Why Salesforce is killing off Einstein Voice Assistant
Salesforce is shutting down two of its AI-powered voice services — Einstein Voice Assistant and Voice Skills — as it shifts resources toward its newly released Salesforce Anywhere app, as spotted by Voicebot.ai. A company spokesperson told VentureBeat that voice capabilities remain “a priority” for Salesforce, and that the products it’s discontinuing will inform the development of “reimagined” functionality focused on productivity and collaboration.
Einstein Voice Assistant, which launched in beta last year, was a component of Salesforce’s Einstein Voice — an outgrowth of the company’s Einstein technology that enables customers to navigate cloud services hands-free. One of its ostensible advantages over other platforms was its versatility: It was siloed, restricting data pulls to individual users’ accounts, and it could be “taught” to recognize jargon, acronyms, and slang in an organization’s lexicon.

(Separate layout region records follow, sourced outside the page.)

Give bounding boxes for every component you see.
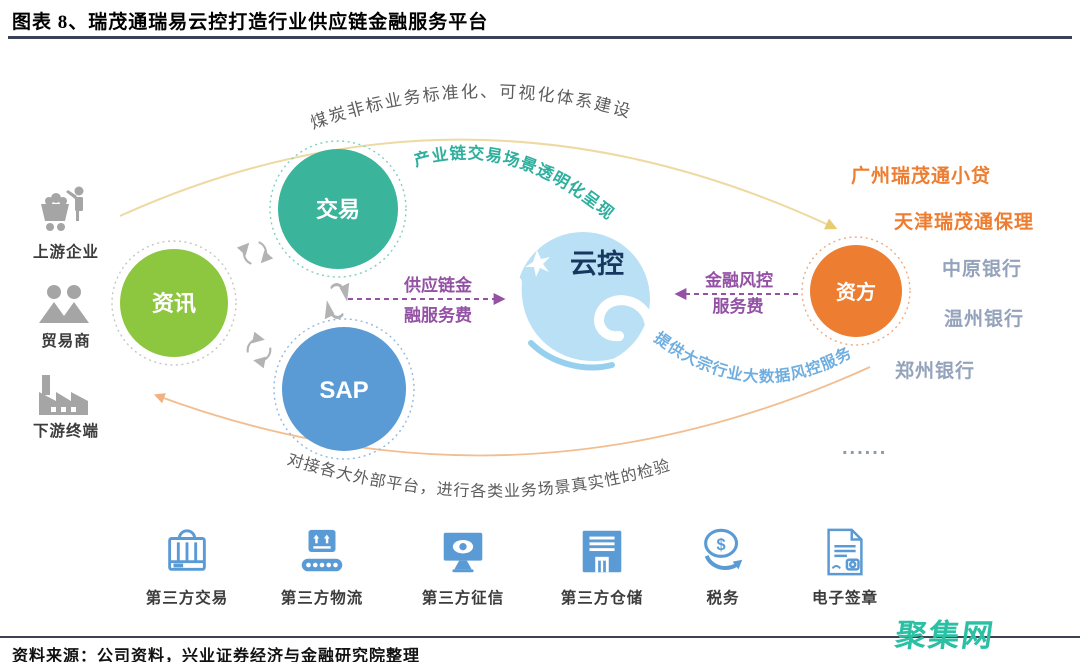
- title-divider: [8, 36, 1072, 39]
- third-party-trade: 第三方交易: [117, 522, 257, 608]
- cloud-to-funder-text: 提供大宗行业大数据风控服务: [651, 329, 855, 386]
- source-note: 资料来源：公司资料，兴业证券经济与金融研究院整理: [12, 648, 421, 662]
- risk-control-fee-arrow: 金融风控 服务费: [674, 270, 798, 316]
- monitor-eye-icon: [393, 522, 533, 580]
- cloud-control-label: 云控: [570, 249, 624, 279]
- supply-chain-fee-label-line1: 供应链金: [403, 275, 473, 295]
- risk-fee-label-line1: 金融风控: [704, 270, 773, 290]
- cycle-arrow-trade-sap-icon: [328, 285, 347, 318]
- supply-chain-fee-label-line2: 融服务费: [404, 305, 472, 325]
- supply-chain-fee-arrow: 供应链金 融服务费: [348, 275, 506, 325]
- funder-item-zhongyuan: 中原银行: [942, 259, 1023, 280]
- mine-cart-worker-icon: [34, 182, 94, 243]
- circle-trade-label: 交易: [316, 197, 360, 222]
- third-party-warehouse: 第三方仓储: [532, 522, 672, 608]
- risk-fee-label-line2: 服务费: [713, 296, 764, 316]
- third-party-tax-label: 税务: [706, 590, 740, 607]
- third-party-esign: 电子签章: [775, 522, 915, 608]
- circle-funder-label: 资方: [836, 280, 876, 304]
- third-party-credit-label: 第三方征信: [421, 590, 505, 607]
- e-signature-icon: [775, 522, 915, 580]
- footer-divider: [0, 636, 1080, 638]
- funder-item-wenzhou: 温州银行: [944, 309, 1025, 330]
- top-arc-line: [119, 138, 838, 230]
- shopping-bag-icon: [117, 522, 257, 580]
- bottom-arc-line: [153, 366, 871, 457]
- factory-icon: [34, 372, 94, 423]
- third-party-warehouse-label: 第三方仓储: [560, 590, 644, 607]
- funder-item-zhengzhou: 郑州银行: [895, 361, 976, 382]
- circle-trade: 交易: [269, 140, 407, 278]
- funder-item-gzrmt: 广州瑞茂通小贷: [851, 166, 992, 187]
- warehouse-icon: [532, 522, 672, 580]
- entity-downstream-label: 下游终端: [32, 423, 99, 440]
- watermark: 聚集网: [893, 618, 998, 653]
- bottom-arc-text: 对接各大外部平台，进行各类业务场景真实性的检验: [285, 450, 672, 500]
- third-party-logistics-label: 第三方物流: [280, 590, 364, 607]
- cloud-logo-sparkle-icon: [525, 250, 550, 277]
- tax-dollar-glyph: $: [717, 536, 726, 554]
- circle-sap-label: SAP: [319, 377, 368, 404]
- trade-to-cloud-text: 产业链交易场景透明化呈现: [412, 142, 619, 223]
- third-party-esign-label: 电子签章: [811, 590, 878, 607]
- third-party-tax: $ 税务: [653, 522, 793, 608]
- third-party-logistics: 第三方物流: [252, 522, 392, 608]
- conveyor-belt-icon: [252, 522, 392, 580]
- circle-info: 资讯: [111, 240, 237, 366]
- entity-upstream-label: 上游企业: [32, 244, 99, 261]
- cycle-arrow-info-trade-icon: [240, 238, 270, 268]
- traders-icon: [34, 283, 94, 332]
- figure-title: 图表 8、瑞茂通瑞易云控打造行业供应链金融服务平台: [12, 12, 489, 33]
- tax-coin-icon: $: [653, 522, 793, 580]
- funder-item-more: ......: [842, 437, 888, 459]
- third-party-trade-label: 第三方交易: [145, 590, 229, 607]
- top-arc-text: 煤炭非标业务标准化、可视化体系建设: [308, 82, 634, 133]
- cycle-arrow-info-sap-icon: [244, 335, 274, 364]
- entity-trader-label: 贸易商: [41, 333, 91, 350]
- cloud-control-logo: 云控: [511, 232, 655, 372]
- circle-funder: 资方: [801, 236, 911, 346]
- funder-item-tjrmt: 天津瑞茂通保理: [894, 212, 1035, 233]
- circle-info-label: 资讯: [152, 291, 196, 316]
- circle-sap: SAP: [273, 318, 415, 460]
- third-party-credit: 第三方征信: [393, 522, 533, 608]
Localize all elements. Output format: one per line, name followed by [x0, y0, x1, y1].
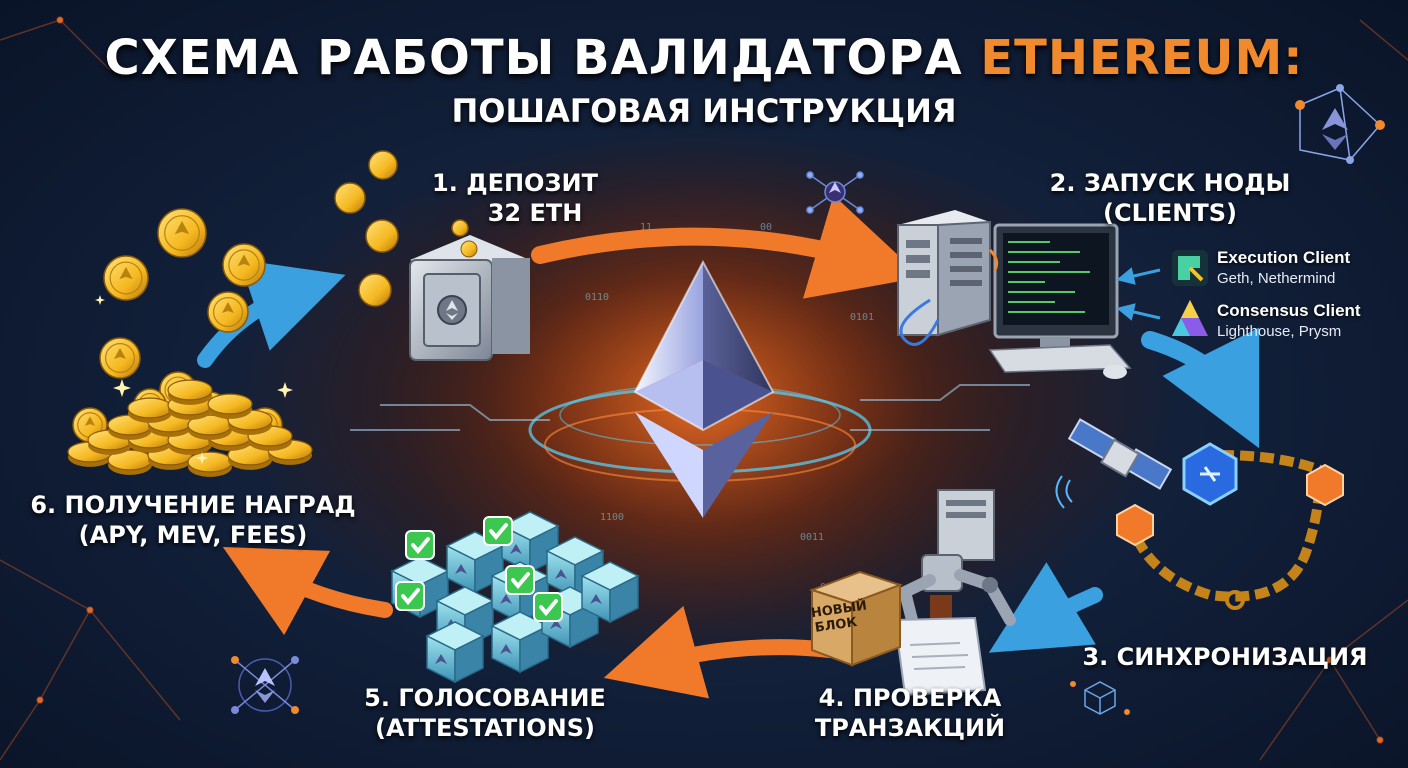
- ethereum-logo-icon: [633, 259, 775, 518]
- step-verify-line2: ТРАНЗАКЦИЙ: [814, 714, 1006, 742]
- coin: [222, 243, 266, 287]
- arrow-deposit-to-node: [531, 194, 922, 299]
- title-accent: ETHEREUM:: [980, 30, 1304, 86]
- execution-client-sub: Geth, Nethermind: [1217, 270, 1336, 287]
- network-cube-icon: [1070, 681, 1130, 715]
- network-eth-icon: [1295, 84, 1385, 164]
- coins-icon: [67, 208, 313, 477]
- step-vote-label: 5. ГОЛОСОВАНИЕ (ATTESTATIONS): [345, 683, 625, 743]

Einstein Voice Assistant was more than a glorified transcriber. Users could update Salesforce records and create tasks using natural language requests, or tap Einstein Voice Assistant to navigate through Einstein Analytics dashboards and surface metrics like open service cases and performance guidance. Plus, thanks to native integration with popular voice assistants like Google Assistant and Alexa, Einstein Voice Assistant could deliver a daily brief of “key priorities” like upcoming calendar appointments and team pipeline updates.
Meanwhile, Einstein Voice Skills (previously Einstein Voice Builder) was a toolkit that supported the creation of voice-powered corporate apps. From a setup page, developers and admins selected customer relationship management actions — such as updating a field, creating a task, or reading out a prediction — and the fields or objects that informed each of those actions. Apps could be purpose-built for the needs of employee roles or teams, and Einstein Voice Skills afforded control over how information (e.g., next steps and follow-up tasks) was read back and the channels and devices on which apps were accessible.
Both Einstein Voice Assistant and Einstein Voice Skills were available on a range of devices, including third-party smart speakers, smart displays, and an enterprise-focused concept device called the Einstein Smart Speaker.
“We believe AI-enhanced conversational interfaces can transform business processes, which is why we are focusing heavily on innovation in this sphere and building in voice across the entire Salesforce system,” Einstein Voice senior director of product Michael Machado said last November. “Voice allows companies to command and draw insight from Salesforce in a natural way, making an already powerful system even more powerful.”
As of today, Salesforce remains a part of the Voice Interoperability Initiative, a program spearheaded by Amazon to ensure voice-enabled products like smart speakers provide users access to interoperable assistants. When Salesforce confirmed its membership in September, the company said its aim was to ensure users could take advantage of the skills and features offered by Einstein Voice Assistant on a range of devices.
Salesforce’s shifting priorities are perhaps an implicit acknowledgement of the voice market’s competitiveness. In February, Microsoft killed all third-party skills for Cortana, its voice platform, as it refocused the technology for enterprise. Amazon provides a rival enterprise voice service in Alexa for Business, which integrates with Concur to share business travel itinerary information, RingCentral for voicemail readings, and other third-party voice services for corporate customers.
Notably, Salesforce’s decision to wind down Einstein Voice Assistant and Voice Skills follows the departure of chief scientist Richard Socher. During his four years at Salesforce, Socher — previously of MetaMind, which was acquired by Salesforce in 2016 — oversaw R&D initiatives as well as the rise of Einstein cloud AI services for use cases like computer vision, natural language models, translation, and personalized CRM search results.